Check out Steven's touch (below) versus Janet's point and shoot (right) -- no contest! Yet both photos capture not only the bloom but the effects of summer drought and extreme heat in the scorched foliage still being grown over. Both photos also failed together, in that neither one included a caterpillar-eaten false indigo (Baptisia australis) just to the right. Turns out almost everyone in the party had noticed this trouble on what is normally a pest free plant. (The culprits? Probably Genista broom moth -- more on that at the Forum.)



So come join us

Almost any week of the year you can check our calendar, choose one of our Garden By Janet & Steven sessions and come garden with us or observe. No charge. No strings. We know we all learn better through hands on experience, so we invite you to our work sites when we can. We strive to write and illustrate clearly from real life gardening. Having you there to see, touch and tell us how it comes across to you does us a world of good.

On our calendar, we post the opportunity and the kind of work we'll be doing.

You can bring tools and help out, or just observe as you wish. All we ask is that you let us know you intend to come and give us a telephone number where we can reach you with the kinds of last minute changes outdoor work sometimes entails.

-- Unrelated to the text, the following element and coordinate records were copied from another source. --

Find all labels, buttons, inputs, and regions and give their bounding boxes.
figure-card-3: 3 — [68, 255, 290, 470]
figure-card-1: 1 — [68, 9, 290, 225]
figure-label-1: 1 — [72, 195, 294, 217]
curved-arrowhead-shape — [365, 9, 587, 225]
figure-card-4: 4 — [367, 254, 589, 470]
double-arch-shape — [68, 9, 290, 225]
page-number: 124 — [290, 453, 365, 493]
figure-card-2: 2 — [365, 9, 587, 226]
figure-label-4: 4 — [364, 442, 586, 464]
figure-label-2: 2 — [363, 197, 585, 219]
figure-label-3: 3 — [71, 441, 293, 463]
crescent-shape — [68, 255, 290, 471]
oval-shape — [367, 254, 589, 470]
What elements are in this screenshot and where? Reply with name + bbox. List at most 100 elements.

To arrange your own Garden by Janet & Steven session

Sometimes those who attend ask, "Could we do this in my garden?" There's more on arranging that service in About Us: Services: Barn raisings and workshops 

We offer free workshops to share what we know, but we don't deny there are perks in it for us, like many hands making light work if people choose to help drag and bag prunings. Here, Carolyn Reidel, Jim Ranieri, Judy Fritzsche and Nancy Ranieri manned the over-the-fence end of a branch brigade when we pruned at Ray Wiegand's Nursery's fabulous display gardens.